Houser was treated in the Phenix City, Ala., area for an unspecified mental illness in 2008 and 2009, according to Heath D. Taylor, the sheriff of Russell County, Ala. Court records show that he filed for bankruptcy protection in 2002, and the superintendent of the Louisiana State Police, Col. Michael D. Edmonson, said his finances had been poor; he recently received money from his mother, the New York Times reported.

Houser’s wife, Kellie Maddox Houser, filed for divorce in Carroll County in March of 2015. They had been separated since 2012.

‘I didn’t trust him’

Houser eventually settled in Phenix City, Ala., a town just across the Chattahoochee River from Columbus and about 110 miles southwest of Atlanta.

Neighbor Russ Lenig said he avoided Houser at all costs, believing he was unstable and potentially dangerous.

“I didn’t trust him,” Lenig said.

Houser’s home, a rental two doors down from Lenig, had a constant mess in the yard. Houser was often seen outside working on old cars, cursing out his frustrations. When a neighbor complained that the cursing upset his children, Houser didn’t seem to care and didn’t stop.

The neighbors directly next door put up a fence to separate themselves from him. When a neighbor repeatedly complained about Houser’s property to code enforcement, Houser confronted him, saying if he did it again, “we’re going to have an issue.”

When Houser was forced to move out last year, he damaged the house, new owner Beth Bone told Channel 2 Action News.

“He had put paint everywhere. There was goldfish, (he) cut them up and put them in different places in the whole house,” she said.

Neighbors said they were stunned that someone who lived so close to them was involved in a shooting spree.

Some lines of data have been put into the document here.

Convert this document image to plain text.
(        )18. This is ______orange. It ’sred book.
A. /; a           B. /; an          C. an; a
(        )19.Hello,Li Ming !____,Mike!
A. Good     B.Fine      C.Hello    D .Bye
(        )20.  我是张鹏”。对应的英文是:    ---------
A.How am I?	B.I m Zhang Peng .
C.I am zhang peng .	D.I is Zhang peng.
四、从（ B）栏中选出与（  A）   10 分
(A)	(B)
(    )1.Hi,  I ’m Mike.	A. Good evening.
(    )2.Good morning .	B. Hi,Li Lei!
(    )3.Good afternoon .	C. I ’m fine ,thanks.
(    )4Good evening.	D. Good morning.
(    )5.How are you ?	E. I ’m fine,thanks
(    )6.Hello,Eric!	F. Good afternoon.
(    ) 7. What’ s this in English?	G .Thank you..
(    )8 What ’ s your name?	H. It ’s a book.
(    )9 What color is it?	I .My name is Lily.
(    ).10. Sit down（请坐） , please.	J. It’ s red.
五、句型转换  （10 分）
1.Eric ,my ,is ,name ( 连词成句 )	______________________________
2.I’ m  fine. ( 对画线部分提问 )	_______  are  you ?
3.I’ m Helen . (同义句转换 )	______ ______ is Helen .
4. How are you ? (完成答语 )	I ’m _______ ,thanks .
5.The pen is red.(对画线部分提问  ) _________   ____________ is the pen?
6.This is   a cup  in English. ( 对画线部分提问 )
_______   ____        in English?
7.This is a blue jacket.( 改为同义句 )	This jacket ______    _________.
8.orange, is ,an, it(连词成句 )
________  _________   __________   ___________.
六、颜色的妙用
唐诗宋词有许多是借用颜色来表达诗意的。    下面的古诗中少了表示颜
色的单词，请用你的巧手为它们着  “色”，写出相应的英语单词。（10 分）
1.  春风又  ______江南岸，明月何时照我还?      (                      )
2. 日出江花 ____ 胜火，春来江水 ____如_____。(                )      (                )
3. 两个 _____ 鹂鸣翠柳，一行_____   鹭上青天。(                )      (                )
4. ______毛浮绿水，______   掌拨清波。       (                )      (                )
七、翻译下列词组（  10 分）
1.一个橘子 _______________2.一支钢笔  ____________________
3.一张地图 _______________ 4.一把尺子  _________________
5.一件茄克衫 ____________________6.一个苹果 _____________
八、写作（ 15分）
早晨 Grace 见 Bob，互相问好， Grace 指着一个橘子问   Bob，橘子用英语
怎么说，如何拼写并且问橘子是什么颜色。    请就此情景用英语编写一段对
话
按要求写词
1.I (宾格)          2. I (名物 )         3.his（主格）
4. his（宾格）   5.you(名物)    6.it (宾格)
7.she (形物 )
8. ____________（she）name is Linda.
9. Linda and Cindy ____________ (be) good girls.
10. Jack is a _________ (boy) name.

“He could have just done it at our local theater,” Lenig said.

Lenig also said the pain of the shootings was made worse because it came on the heels of the shootings in Chattanooga and Charleston.

“I wonder what people are thinking,” he said.

Houser’s brother, Rem Houser, told CNN on Friday he saw his sibling just last month.

“He just needed some money to continue moving on, living, surviving, so we gave him some, and that was the last we heard of him. We hadn’t heard of him in probably 10 years prior to that, and hadn’t heard from him since,” Rem Houser said in Columbus.

“So he reached out to you to ask for money?” the interviewer asked.

“Yes,” Rem Houser said. “Reached out, and then closed the door immediately.”